During the episode, Troy (Donald Glover) and Britta's (Gillian Jacobs) newfound relationship becomes strained, and Annie (Alison Brie) attempts to pull pranks on the dean with the help of Shirley (Yvette Nicole Brown). Jeff (Joel McHale), desperate to prove he has changed for the better, takes part in the dean's games to earn the study group seats in the class after upsetting the group by revealing he planned to graduate early without them.

Abed becomes increasingly strained by the prospect of the group's graduation, and further retreats into his mind, creating a TV show within the fictional TV Show in his mind, called Greendale Babies, portraying the group as animated infants that will be together forever.

Eventually, the group bands together to help Abed.
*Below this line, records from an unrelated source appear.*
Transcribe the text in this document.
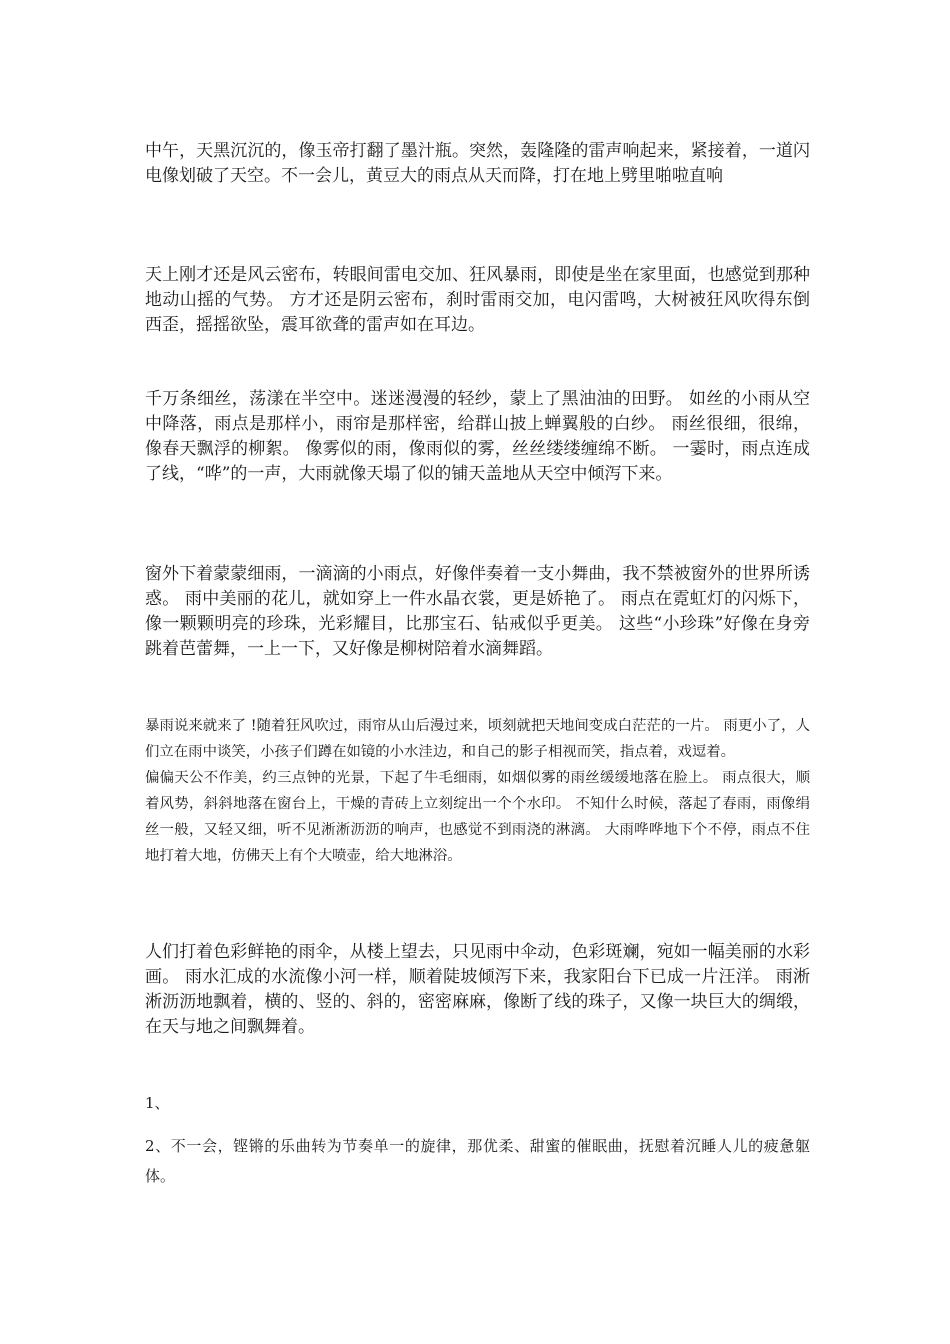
中午，天黑沉沉的，像玉帝打翻了墨汁瓶。突然，轰隆隆的雷声响起来，紧接着，一道闪电像划破了天空。不一会儿，黄豆大的雨点从天而降，打在地上劈里啪啦直响

天上刚才还是风云密布，转眼间雷电交加、狂风暴雨，即使是坐在家里面，也感觉到那种地动山摇的气势。 方才还是阴云密布，刹时雷雨交加，电闪雷鸣，大树被狂风吹得东倒西歪，摇摇欲坠，震耳欲聋的雷声如在耳边。

千万条细丝，荡漾在半空中。迷迷漫漫的轻纱，蒙上了黑油油的田野。 如丝的小雨从空中降落，雨点是那样小，雨帘是那样密，给群山披上蝉翼般的白纱。 雨丝很细，很绵，像春天飘浮的柳絮。 像雾似的雨，像雨似的雾，丝丝缕缕缠绵不断。 一霎时，雨点连成了线，“哗”的一声，大雨就像天塌了似的铺天盖地从天空中倾泻下来。

窗外下着蒙蒙细雨，一滴滴的小雨点，好像伴奏着一支小舞曲，我不禁被窗外的世界所诱惑。 雨中美丽的花儿，就如穿上一件水晶衣裳，更是娇艳了。 雨点在霓虹灯的闪烁下，像一颗颗明亮的珍珠，光彩耀目，比那宝石、钻戒似乎更美。 这些“小珍珠”好像在身旁跳着芭蕾舞，一上一下，又好像是柳树陪着水滴舞蹈。

暴雨说来就来了 !随着狂风吹过，雨帘从山后漫过来，顷刻就把天地间变成白茫茫的一片。 雨更小了，人们立在雨中谈笑，小孩子们蹲在如镜的小水洼边，和自己的影子相视而笑，指点着，戏逗着。

偏偏天公不作美，约三点钟的光景，下起了牛毛细雨，如烟似雾的雨丝缓缓地落在脸上。 雨点很大，顺着风势，斜斜地落在窗台上，干燥的青砖上立刻绽出一个个水印。 不知什么时候，落起了春雨，雨像绢丝一般，又轻又细，听不见淅淅沥沥的响声，也感觉不到雨浇的淋漓。 大雨哗哗地下个不停，雨点不住地打着大地，仿佛天上有个大喷壶，给大地淋浴。

人们打着色彩鲜艳的雨伞，从楼上望去，只见雨中伞动，色彩斑斓，宛如一幅美丽的水彩画。 雨水汇成的水流像小河一样，顺着陡坡倾泻下来，我家阳台下已成一片汪洋。 雨淅淅沥沥地飘着，横的、竖的、斜的，密密麻麻，像断了线的珠子，又像一块巨大的绸缎，在天与地之间飘舞着。

1、

2、不一会，铿锵的乐曲转为节奏单一的旋律，那优柔、甜蜜的催眠曲，抚慰着沉睡人儿的疲惫躯体。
Inside the fictional "Abed's Happy Community College Show", Jeff delivers a speech implying that the group will always be friends (despite the fact Jeff in the real world gives no speech), and Abed is able to accept the fact that the group will not disband after graduation. The group is unable to make it into "History of Ice Cream".

After, it is revealed that Dean Pelton has moved in next door to Jeff at his apartment building and that Greendale will have to offer another history class or lose "like $40,000 in grant money." Chang (Ken Jeong), naked and delirious, approaches a mailman on the street, handing him a note that says: "Hello, my name is Kevin. I have Changnesia."

==Production==
This is the first episode of the series without the involvement of series creator Dan Harmon. New showrunners David Guarascio and Moses Port served as executive producers for the fourth season. The episode was written by co-executive producer Andy Bobrow, and was directed by Tristram Shapeero, who had directed several episodes in past seasons and is now an executive producer and the primary director for the fourth season.

==Reception==
The episode was seen by approximately 3.88 million viewers when it premiered. The episode was the highest-rated episode since "Urban Matrimony and the Sandwich Arts", which aired on March 15, 2012.

Eric Goldman of IGN rated the episode 8 out of 10, remarking that he felt "cautiously hopeful about a show that has gone through many changes". Emily St. James gave it a B grade in her review for The A.V. Club, saying the show was still "often hilarious, well-acted, well-directed, [and] well-written" but was beginning to show its age and feel emptier. In a discussion for Slate, Aisha Harris and Abby Ohlheiser found that the episode "stumbled" but kept themselves from judging too harshly given that this was Guarascio and Port's first episode.